In response to Debbie Hunt’s question about a timeline for establishing peer-run centers, Dr. Detrick responded that the program should begin to take shape by December.
Debbie suggested that when it comes to planning and implementing new peer learning centers, equality among the three regions of the county is very important.
Dr. Detrick noted that there are many options available. ADMHS could partner with existing service providers to support client-operated services with the ultimate goal of establishing programs run entirely by consumers.
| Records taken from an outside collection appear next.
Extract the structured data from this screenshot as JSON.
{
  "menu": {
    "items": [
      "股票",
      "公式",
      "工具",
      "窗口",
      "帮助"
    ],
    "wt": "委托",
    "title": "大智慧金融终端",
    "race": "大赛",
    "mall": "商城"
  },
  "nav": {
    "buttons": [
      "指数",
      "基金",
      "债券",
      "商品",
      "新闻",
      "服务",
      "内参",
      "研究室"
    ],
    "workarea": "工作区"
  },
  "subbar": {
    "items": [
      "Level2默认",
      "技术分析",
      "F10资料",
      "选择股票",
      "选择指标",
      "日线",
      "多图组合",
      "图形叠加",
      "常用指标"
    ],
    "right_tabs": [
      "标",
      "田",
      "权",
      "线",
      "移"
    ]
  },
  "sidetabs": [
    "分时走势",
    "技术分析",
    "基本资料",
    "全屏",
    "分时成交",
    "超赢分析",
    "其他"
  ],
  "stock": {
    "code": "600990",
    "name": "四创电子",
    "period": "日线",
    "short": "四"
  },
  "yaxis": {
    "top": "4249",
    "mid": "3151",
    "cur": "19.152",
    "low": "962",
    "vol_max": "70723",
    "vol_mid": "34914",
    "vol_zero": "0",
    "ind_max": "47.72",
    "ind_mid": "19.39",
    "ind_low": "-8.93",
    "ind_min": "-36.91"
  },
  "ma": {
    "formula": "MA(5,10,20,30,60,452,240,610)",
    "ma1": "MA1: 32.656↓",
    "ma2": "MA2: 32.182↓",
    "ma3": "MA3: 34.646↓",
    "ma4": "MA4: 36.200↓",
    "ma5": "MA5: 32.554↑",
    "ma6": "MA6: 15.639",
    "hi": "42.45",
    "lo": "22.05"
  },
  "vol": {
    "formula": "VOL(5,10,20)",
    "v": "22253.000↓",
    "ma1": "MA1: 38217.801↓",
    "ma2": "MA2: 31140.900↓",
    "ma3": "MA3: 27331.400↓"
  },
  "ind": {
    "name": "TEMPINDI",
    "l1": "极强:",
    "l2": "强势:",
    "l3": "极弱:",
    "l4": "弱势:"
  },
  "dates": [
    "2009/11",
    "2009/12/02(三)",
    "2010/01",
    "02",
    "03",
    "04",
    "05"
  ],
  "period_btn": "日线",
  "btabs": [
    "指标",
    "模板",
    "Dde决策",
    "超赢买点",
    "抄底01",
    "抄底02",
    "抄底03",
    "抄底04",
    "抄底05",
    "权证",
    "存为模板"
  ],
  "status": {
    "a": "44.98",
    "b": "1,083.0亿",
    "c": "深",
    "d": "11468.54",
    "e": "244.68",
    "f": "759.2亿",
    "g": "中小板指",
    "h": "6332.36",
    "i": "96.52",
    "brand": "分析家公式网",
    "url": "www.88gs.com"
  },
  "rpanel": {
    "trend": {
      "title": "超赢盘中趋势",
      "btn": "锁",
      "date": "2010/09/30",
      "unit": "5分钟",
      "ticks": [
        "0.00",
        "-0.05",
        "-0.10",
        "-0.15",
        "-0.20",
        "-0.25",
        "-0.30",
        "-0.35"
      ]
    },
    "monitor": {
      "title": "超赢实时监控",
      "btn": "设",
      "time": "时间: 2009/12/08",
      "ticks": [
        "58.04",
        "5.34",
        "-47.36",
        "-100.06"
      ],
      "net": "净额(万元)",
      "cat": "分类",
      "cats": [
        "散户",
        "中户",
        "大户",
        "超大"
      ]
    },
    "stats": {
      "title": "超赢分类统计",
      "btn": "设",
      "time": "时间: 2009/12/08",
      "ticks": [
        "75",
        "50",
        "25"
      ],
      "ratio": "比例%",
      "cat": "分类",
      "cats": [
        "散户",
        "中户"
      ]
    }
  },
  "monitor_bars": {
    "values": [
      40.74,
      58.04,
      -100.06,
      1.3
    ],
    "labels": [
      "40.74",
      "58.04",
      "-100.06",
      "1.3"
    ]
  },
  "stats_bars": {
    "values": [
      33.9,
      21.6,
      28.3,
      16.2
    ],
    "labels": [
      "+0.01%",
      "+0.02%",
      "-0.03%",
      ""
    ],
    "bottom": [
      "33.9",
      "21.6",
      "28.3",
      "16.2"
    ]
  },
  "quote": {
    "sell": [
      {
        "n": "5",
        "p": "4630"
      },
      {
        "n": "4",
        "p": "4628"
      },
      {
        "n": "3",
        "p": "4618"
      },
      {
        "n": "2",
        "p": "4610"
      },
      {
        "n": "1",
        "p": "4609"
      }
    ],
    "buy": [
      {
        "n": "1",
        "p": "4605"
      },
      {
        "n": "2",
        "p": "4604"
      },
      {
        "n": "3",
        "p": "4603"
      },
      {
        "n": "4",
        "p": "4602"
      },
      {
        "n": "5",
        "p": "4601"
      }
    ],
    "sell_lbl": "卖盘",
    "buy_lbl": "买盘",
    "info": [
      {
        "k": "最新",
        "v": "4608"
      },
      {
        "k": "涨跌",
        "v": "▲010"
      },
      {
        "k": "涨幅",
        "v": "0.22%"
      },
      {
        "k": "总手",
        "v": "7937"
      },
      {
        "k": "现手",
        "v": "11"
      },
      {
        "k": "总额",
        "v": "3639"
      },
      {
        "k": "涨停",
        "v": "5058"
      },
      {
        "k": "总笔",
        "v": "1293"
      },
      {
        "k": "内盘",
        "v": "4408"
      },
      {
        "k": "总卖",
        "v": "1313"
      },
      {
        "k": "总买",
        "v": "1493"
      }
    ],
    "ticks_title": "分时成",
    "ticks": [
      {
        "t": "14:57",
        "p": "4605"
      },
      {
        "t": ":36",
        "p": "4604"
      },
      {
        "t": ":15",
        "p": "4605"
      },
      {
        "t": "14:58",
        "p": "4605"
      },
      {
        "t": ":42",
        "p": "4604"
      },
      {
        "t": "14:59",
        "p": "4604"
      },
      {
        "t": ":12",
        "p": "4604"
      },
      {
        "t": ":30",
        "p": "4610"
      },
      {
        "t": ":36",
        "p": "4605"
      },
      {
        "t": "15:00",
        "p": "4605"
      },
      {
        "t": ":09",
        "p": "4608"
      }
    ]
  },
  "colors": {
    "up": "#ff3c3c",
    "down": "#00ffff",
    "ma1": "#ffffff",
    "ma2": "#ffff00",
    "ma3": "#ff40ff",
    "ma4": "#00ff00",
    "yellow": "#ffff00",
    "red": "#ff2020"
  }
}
Silvia Perez felt that the existing drop-in centers be examined to determine what works and what doesn’t work. It was also suggested that out-of-county peer-run programs in Ventura, Palmdale and Massachusetts be researched and the results summarized at future client forums. Developing a Vision
Bob Quinn felt that a clear vision for the proposed peer learning centers must be developed. This vision should address a number of issues, such as the role of mental health professionals in the centers. The term “drop-in” has negative connotations and should not be used in describing new programs.
Dr. Detrick suggested that the centers serve as a hub of consumer activities, a structured resource center with an outreach component. Hiring more consumers will fight stigma as others, including mental health staff, see consumers in a more positive light.
Matthew Marz stated that the peer centers should reflect an understanding of the dynamics of being in recovery. People still need supports even after they return to work or school and not be dropped from the center because they have some degree of recovery.
Silvia suggested that new support groups be formed prior to the opening of the learning centers. Group members could then transition to the new centers to ensure the program gets off to a good start.
Everyone agreed that more consumer input is needed in the planning process, and more client forums will be held as planning moves forward.